Clark, supra at 29. While Clark discusses the “physical contact” clauses of insurance policies of the past, the same policy holds true today.
Based upon the foregoing analysis, we hold that the trial court correctly concluded as a matter of law that SDCL 58-11-9.3 requires a signed, written agreement to exclude a named person from coverage under an automobile insurance policy. In this case, testimony and deposition exhibits were presented to the trial court concerning Larry Merrill’s requests to exclude his children (including Tamara) from coverage and that his premiums be reduced (requested on at least three occasions) to reflect the exclusions. However, it is clear that no signed, written agreement concerning the exclusions ever came into being. Thus, the trial court properly granted summary judgment against American Family.
The second issue involves the denial of Merrill’s claim against American Family for attorney fees based on an unreasonable denial of coverage. Merrill claimed a right to an award of attorney fees under SDCL 58-12-3 which provides in pertinent part:
In all actions ... if it appears from the evidence that such [insurance] company or exchange has refused to pay the full amount of such loss, and that such refusal is vexatious or without reasonable cause, ... the trial court ... shall ... allow ... a reasonable sum as an attorney’s fee to be recovered and collected....
*560In denying Merrill’s claim, the trial court specifically found that the question raised by American Family was open to interpretation and that there were no cases in' this jurisdiction settling the issue.
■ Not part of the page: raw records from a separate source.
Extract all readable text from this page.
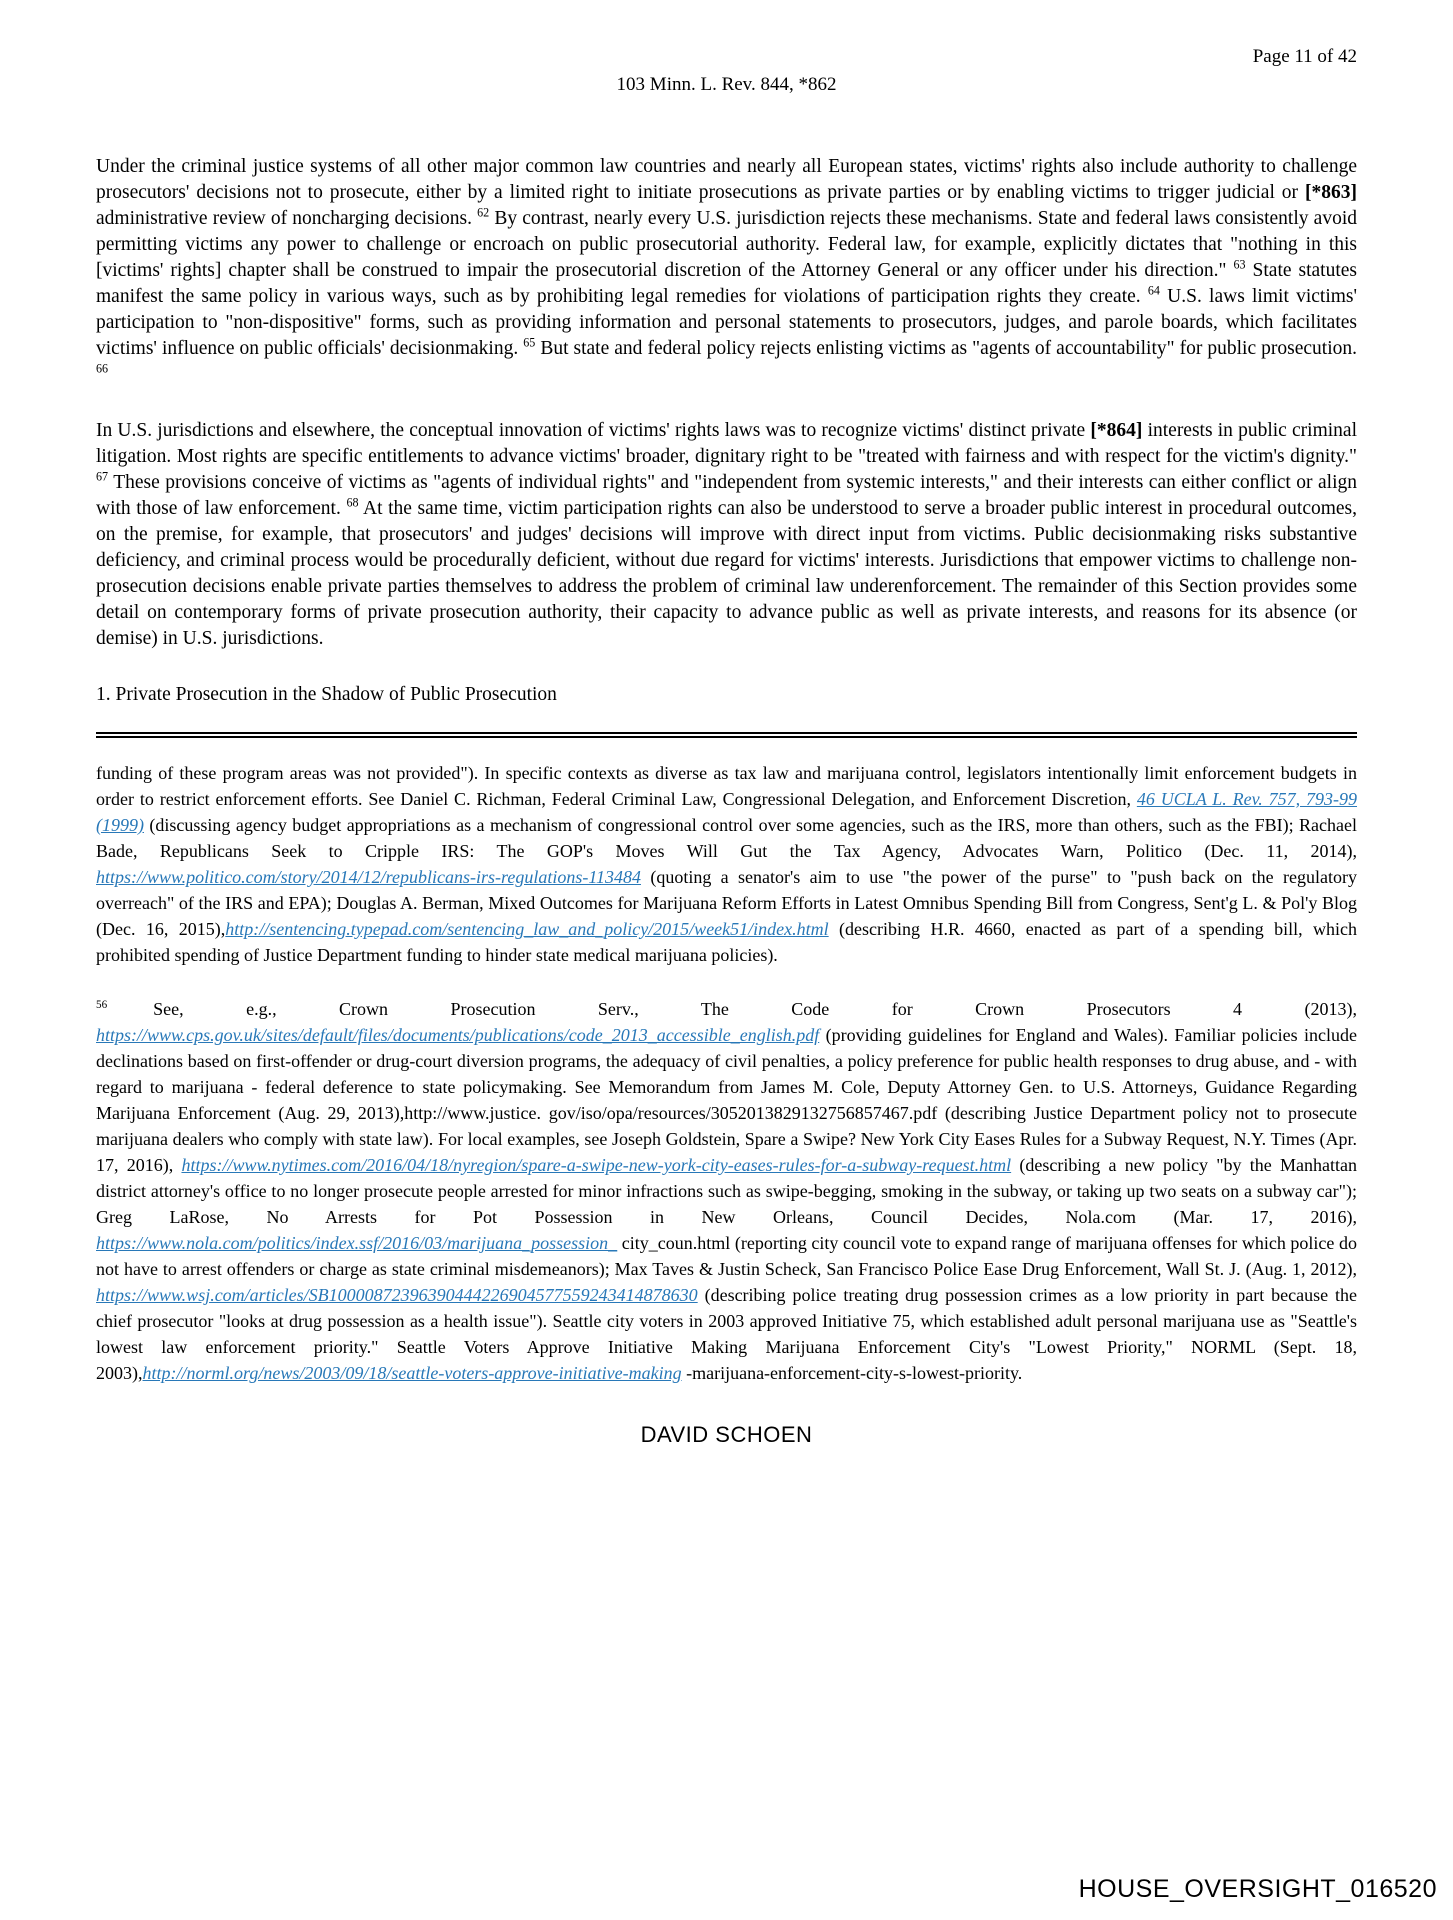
Page 11 of 42
103 Minn. L. Rev. 844, *862
Under the criminal justice systems of all other major common law countries and nearly all European states, victims' rights also include authority to challenge prosecutors' decisions not to prosecute, either by a limited right to initiate prosecutions as private parties or by enabling victims to trigger judicial or [*863] administrative review of noncharging decisions. $^{62}$ By contrast, nearly every U.S. jurisdiction rejects these mechanisms. State and federal laws consistently avoid permitting victims any power to challenge or encroach on public prosecutorial authority. Federal law, for example, explicitly dictates that "nothing in this [victims' rights] chapter shall be construed to impair the prosecutorial discretion of the Attorney General or any officer under his direction." $^{63}$ State statutes manifest the same policy in various ways, such as by prohibiting legal remedies for violations of participation rights they create. $^{64}$ U.S. laws limit victims' participation to "non-dispositive" forms, such as providing information and personal statements to prosecutors, judges, and parole boards, which facilitates victims' influence on public officials' decisionmaking. $^{65}$ But state and federal policy rejects enlisting victims as "agents of accountability" for public prosecution. $^{66}$
In U.S. jurisdictions and elsewhere, the conceptual innovation of victims' rights laws was to recognize victims' distinct private [*864] interests in public criminal litigation. Most rights are specific entitlements to advance victims' broader, dignitary right to be "treated with fairness and with respect for the victim's dignity." $^{67}$ These provisions conceive of victims as "agents of individual rights" and "independent from systemic interests," and their interests can either conflict or align with those of law enforcement. $^{68}$ At the same time, victim participation rights can also be understood to serve a broader public interest in procedural outcomes, on the premise, for example, that prosecutors' and judges' decisions will improve with direct input from victims. Public decisionmaking risks substantive deficiency, and criminal process would be procedurally deficient, without due regard for victims' interests. Jurisdictions that empower victims to challenge non-prosecution decisions enable private parties themselves to address the problem of criminal law underenforcement. The remainder of this Section provides some detail on contemporary forms of private prosecution authority, their capacity to advance public as well as private interests, and reasons for its absence (or demise) in U.S. jurisdictions.
1. Private Prosecution in the Shadow of Public Prosecution
funding of these program areas was not provided"). In specific contexts as diverse as tax law and marijuana control, legislators intentionally limit enforcement budgets in order to restrict enforcement efforts. See Daniel C. Richman, Federal Criminal Law, Congressional Delegation, and Enforcement Discretion, 46 UCLA L. Rev. 757, 793-99 (1999) (discussing agency budget appropriations as a mechanism of congressional control over some agencies, such as the IRS, more than others, such as the FBI); Rachael Bade, Republicans Seek to Cripple IRS: The GOP's Moves Will Gut the Tax Agency, Advocates Warn, Politico (Dec. 11, 2014), https://www.politico.com/story/2014/12/republicans-irs-regulations-113484 (quoting a senator's aim to use "the power of the purse" to "push back on the regulatory overreach" of the IRS and EPA); Douglas A. Berman, Mixed Outcomes for Marijuana Reform Efforts in Latest Omnibus Spending Bill from Congress, Sent'g L. & Pol'y Blog (Dec. 16, 2015),http://sentencing.typepad.com/sentencing_law_and_policy/2015/week51/index.html (describing H.R. 4660, enacted as part of a spending bill, which prohibited spending of Justice Department funding to hinder state medical marijuana policies).
$^{56}$	See, e.g., Crown Prosecution Serv., The Code for Crown Prosecutors 4 (2013), https://www.cps.gov.uk/sites/default/files/documents/publications/code_2013_accessible_english.pdf (providing guidelines for England and Wales). Familiar policies include declinations based on first-offender or drug-court diversion programs, the adequacy of civil penalties, a policy preference for public health responses to drug abuse, and - with regard to marijuana - federal deference to state policymaking. See Memorandum from James M. Cole, Deputy Attorney Gen. to U.S. Attorneys, Guidance Regarding Marijuana Enforcement (Aug. 29, 2013),http://www.justice. gov/iso/opa/resources/3052013829132756857467.pdf (describing Justice Department policy not to prosecute marijuana dealers who comply with state law). For local examples, see Joseph Goldstein, Spare a Swipe? New York City Eases Rules for a Subway Request, N.Y. Times (Apr. 17, 2016), https://www.nytimes.com/2016/04/18/nyregion/spare-a-swipe-new-york-city-eases-rules-for-a-subway-request.html (describing a new policy "by the Manhattan district attorney's office to no longer prosecute people arrested for minor infractions such as swipe-begging, smoking in the subway, or taking up two seats on a subway car"); Greg LaRose, No Arrests for Pot Possession in New Orleans, Council Decides, Nola.com (Mar. 17, 2016), https://www.nola.com/politics/index.ssf/2016/03/marijuana_possession_ city_coun.html (reporting city council vote to expand range of marijuana offenses for which police do not have to arrest offenders or charge as state criminal misdemeanors); Max Taves & Justin Scheck, San Francisco Police Ease Drug Enforcement, Wall St. J. (Aug. 1, 2012), https://www.wsj.com/articles/SB10000872396390444226904577559243414878630 (describing police treating drug possession crimes as a low priority in part because the chief prosecutor "looks at drug possession as a health issue"). Seattle city voters in 2003 approved Initiative 75, which established adult personal marijuana use as "Seattle's lowest law enforcement priority." Seattle Voters Approve Initiative Making Marijuana Enforcement City's "Lowest Priority," NORML (Sept. 18, 2003),http://norml.org/news/2003/09/18/seattle-voters-approve-initiative-making -marijuana-enforcement-city-s-lowest-priority.
DAVID SCHOEN
HOUSE_OVERSIGHT_016520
The trial court further found that American Family was not guilty of unreasonable or vexatious conduct in asserting and relying on its coverage defense and in seeking a determination of the coverage question in this declaratory judgment action. We agree.
This case is very similar to All Nation Ins. Co. v. Brown, 363 N.W.2d 216 (S.D.1985) where the insurer disputed coverage. This court did not find the conduct of the insurer in that case to be vexatious or without reasonable cause. Id. Further, this is a question of fact and it is reviewed under the clearly erroneous standard. Firemen’s Ins. Co. v. Bauer Dental Studio, Inc., 626 F.Supp. 1365 (D.S.D.1986); Ewalt v. Mereen-Johnson Mach. Co., 414 N.W.2d 28 (S.D.1987); Johnson v. Shelly Oil Co., 359 N.W.2d 130 (S.D.1984). The trial court’s determination must stand if it is based on sound reasoning. Here, the facts support the trial court’s decision and it is not clearly erroneous.
Affirmed.
WUEST, C.J., and MORGAN and HENDERSON, JJ., concur.
SABERS, J., dissents.
BERNDT, Circuit Judge, for MILLER, J., disqualified.